Netanjahu sagte, er sei „bewegt“, seine fünfte Nominierung als Premierminister anzunehmen, „so, als wäre es das erste Mal und in gewisser Weise sogar noch mehr als das erste Mal.“ Er sagte, er würde alles tun, um das Vertrauen zu gewinnen, das ihm die Bürger Israels entgegengebracht haben.

42 Tage für die Regierungsbildung

In den kommenden Wochen muss Netanjahu Koalitionsabkommen mit seinen Partnern aushandeln.
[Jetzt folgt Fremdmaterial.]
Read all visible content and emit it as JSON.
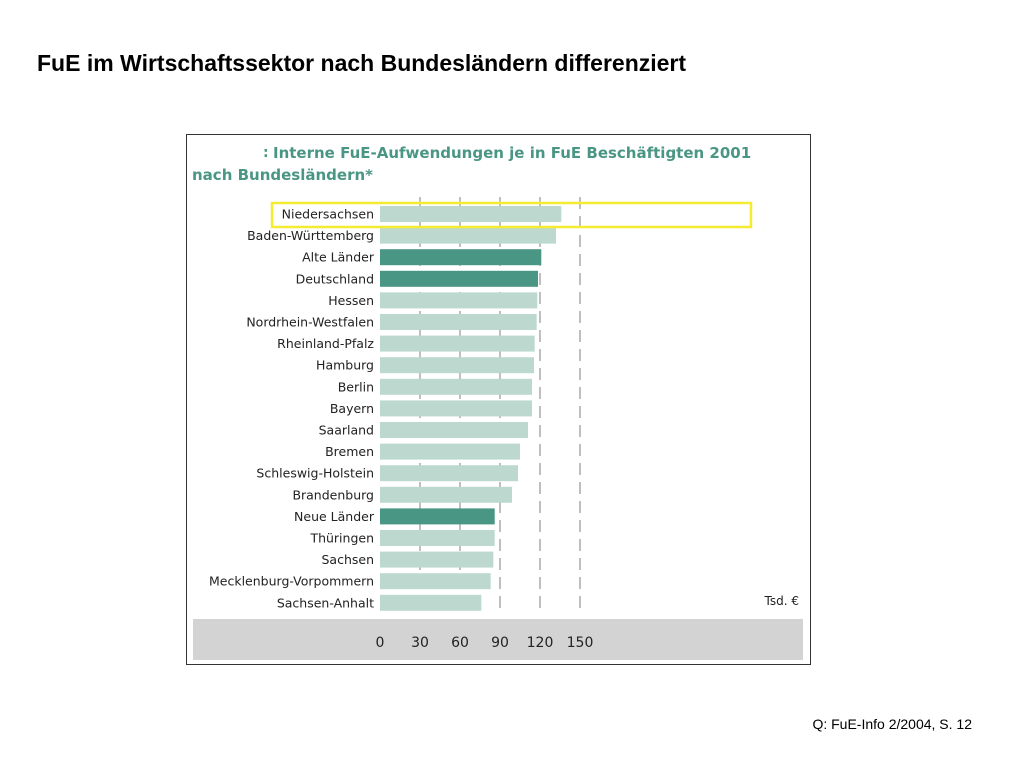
{
  "slide": {
    "title": "FuE im Wirtschaftssektor nach Bundesländern differenziert",
    "source": "Q: FuE-Info 2/2004, S. 12"
  },
  "chart_data": {
    "type": "bar",
    "orientation": "horizontal",
    "title_prefix": ":",
    "title_line1": "Interne FuE-Aufwendungen je in FuE Beschäftigten 2001",
    "title_line2": "nach Bundesländern*",
    "unit_label": "Tsd. €",
    "xlim": [
      0,
      150
    ],
    "xticks": [
      0,
      30,
      60,
      90,
      120,
      150
    ],
    "grid": true,
    "colors": {
      "regular": "#bdd8cf",
      "highlight": "#4a9684",
      "frame": "#f5ec32",
      "axis_band": "#d3d3d3",
      "title": "#4a9684"
    },
    "framed_category": "Niedersachsen",
    "categories": [
      "Niedersachsen",
      "Baden-Württemberg",
      "Alte Länder",
      "Deutschland",
      "Hessen",
      "Nordrhein-Westfalen",
      "Rheinland-Pfalz",
      "Hamburg",
      "Berlin",
      "Bayern",
      "Saarland",
      "Bremen",
      "Schleswig-Holstein",
      "Brandenburg",
      "Neue Länder",
      "Thüringen",
      "Sachsen",
      "Mecklenburg-Vorpommern",
      "Sachsen-Anhalt"
    ],
    "values": [
      136,
      132,
      121,
      118.5,
      118,
      117.5,
      116,
      115.5,
      114,
      114,
      111,
      105,
      103.5,
      99,
      86,
      86,
      85,
      83,
      76
    ],
    "highlighted": [
      false,
      false,
      true,
      true,
      false,
      false,
      false,
      false,
      false,
      false,
      false,
      false,
      false,
      false,
      true,
      false,
      false,
      false,
      false
    ]
  }
}
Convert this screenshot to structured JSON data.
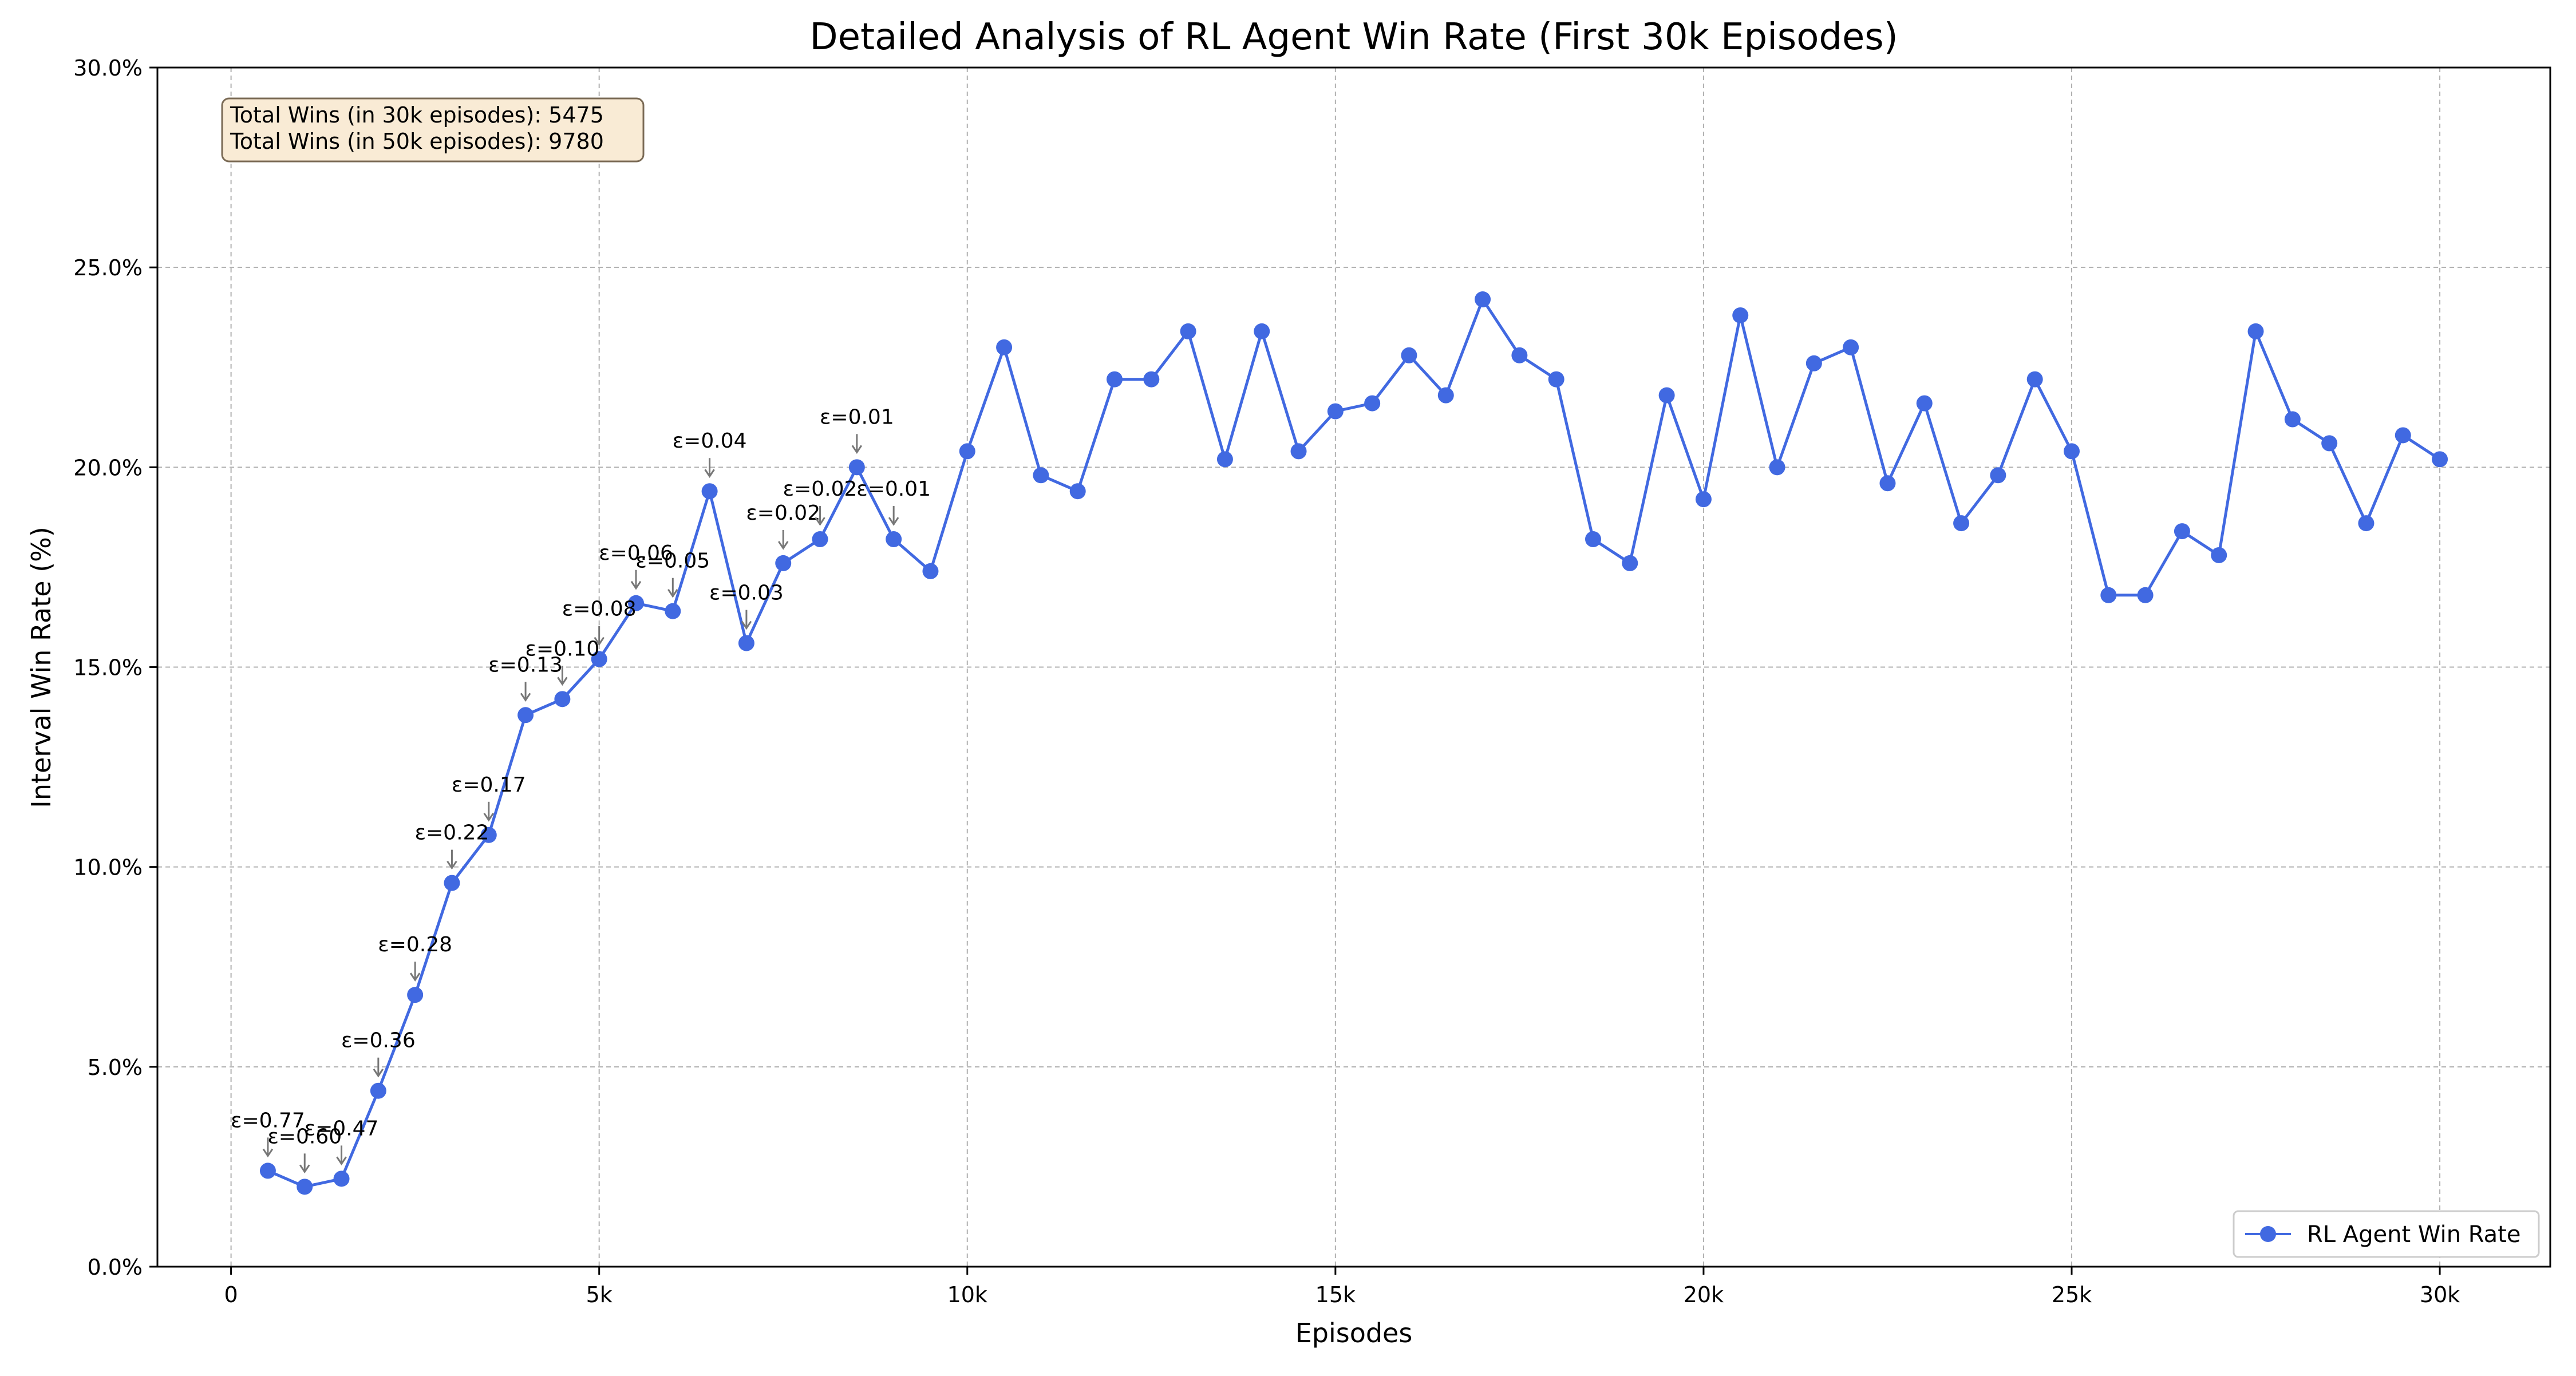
{
  "chart_data": {
    "type": "line",
    "title": "Detailed Analysis of RL Agent Win Rate (First 30k Episodes)",
    "xlabel": "Episodes",
    "ylabel": "Interval Win Rate (%)",
    "xlim": [
      -1000,
      31500
    ],
    "ylim": [
      0,
      30
    ],
    "xticks": [
      0,
      5000,
      10000,
      15000,
      20000,
      25000,
      30000
    ],
    "xtick_labels": [
      "0",
      "5k",
      "10k",
      "15k",
      "20k",
      "25k",
      "30k"
    ],
    "yticks": [
      0,
      5,
      10,
      15,
      20,
      25,
      30
    ],
    "ytick_labels": [
      "0.0%",
      "5.0%",
      "10.0%",
      "15.0%",
      "20.0%",
      "25.0%",
      "30.0%"
    ],
    "grid": true,
    "legend_position": "lower-right",
    "series": [
      {
        "name": "RL Agent Win Rate",
        "color": "#4169e1",
        "x": [
          500,
          1000,
          1500,
          2000,
          2500,
          3000,
          3500,
          4000,
          4500,
          5000,
          5500,
          6000,
          6500,
          7000,
          7500,
          8000,
          8500,
          9000,
          9500,
          10000,
          10500,
          11000,
          11500,
          12000,
          12500,
          13000,
          13500,
          14000,
          14500,
          15000,
          15500,
          16000,
          16500,
          17000,
          17500,
          18000,
          18500,
          19000,
          19500,
          20000,
          20500,
          21000,
          21500,
          22000,
          22500,
          23000,
          23500,
          24000,
          24500,
          25000,
          25500,
          26000,
          26500,
          27000,
          27500,
          28000,
          28500,
          29000,
          29500,
          30000
        ],
        "values": [
          2.4,
          2.0,
          2.2,
          4.4,
          6.8,
          9.6,
          10.8,
          13.8,
          14.2,
          15.2,
          16.6,
          16.4,
          19.4,
          15.6,
          17.6,
          18.2,
          20.0,
          18.2,
          17.4,
          20.4,
          23.0,
          19.8,
          19.4,
          22.2,
          22.2,
          23.4,
          20.2,
          23.4,
          20.4,
          21.4,
          21.6,
          22.8,
          21.8,
          24.2,
          22.8,
          22.2,
          18.2,
          17.6,
          21.8,
          19.2,
          23.8,
          20.0,
          22.6,
          23.0,
          19.6,
          21.6,
          18.6,
          19.8,
          22.2,
          20.4,
          16.8,
          16.8,
          18.4,
          17.8,
          23.4,
          21.2,
          20.6,
          18.6,
          20.8,
          20.2
        ]
      }
    ],
    "annotations": [
      {
        "x": 500,
        "y": 2.4,
        "text": "ε=0.77"
      },
      {
        "x": 1000,
        "y": 2.0,
        "text": "ε=0.60"
      },
      {
        "x": 1500,
        "y": 2.2,
        "text": "ε=0.47"
      },
      {
        "x": 2000,
        "y": 4.4,
        "text": "ε=0.36"
      },
      {
        "x": 2500,
        "y": 6.8,
        "text": "ε=0.28"
      },
      {
        "x": 3000,
        "y": 9.6,
        "text": "ε=0.22"
      },
      {
        "x": 3500,
        "y": 10.8,
        "text": "ε=0.17"
      },
      {
        "x": 4000,
        "y": 13.8,
        "text": "ε=0.13"
      },
      {
        "x": 4500,
        "y": 14.2,
        "text": "ε=0.10"
      },
      {
        "x": 5000,
        "y": 15.2,
        "text": "ε=0.08"
      },
      {
        "x": 5500,
        "y": 16.6,
        "text": "ε=0.06"
      },
      {
        "x": 6000,
        "y": 16.4,
        "text": "ε=0.05"
      },
      {
        "x": 6500,
        "y": 19.4,
        "text": "ε=0.04"
      },
      {
        "x": 7000,
        "y": 15.6,
        "text": "ε=0.03"
      },
      {
        "x": 7500,
        "y": 17.6,
        "text": "ε=0.02"
      },
      {
        "x": 8000,
        "y": 18.2,
        "text": "ε=0.02"
      },
      {
        "x": 8500,
        "y": 20.0,
        "text": "ε=0.01"
      },
      {
        "x": 9000,
        "y": 18.2,
        "text": "ε=0.01"
      }
    ],
    "info_box": {
      "lines": [
        "Total Wins (in 30k episodes): 5475",
        "Total Wins (in 50k episodes): 9780"
      ],
      "background": "#f9ebd5",
      "border": "#7a6a55"
    }
  }
}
Eine rechte, also konservativ-nationalistisch-religiöse Koalition mit folgenden Parteien würde eine Mehrheit von 65 der 120 Knesset-Sitze erhalten:

Likud (35), Schass (8), Vereinigtes Tora-Judentum (8), Rechte Union (5), Israel Beiteinu (5), Kulanu (4).

Im Falle einer Wiederwahl zum Regierungschef würde Netanjahu dann offiziell der am längsten amtierende Premierminister Israels werden und David Ben Gurion, den Gründervater des Landes, übertreffen.

Für die Bildung einer Regierungskoalition hat Netanjahu 42 Tage Zeit. Wenn dies nicht gelingt, wird Benny Gantz, Vorsitzender der „Blau -Weiß“-Partei, die Chance bekommen, eine Regierung zusammenzustellen.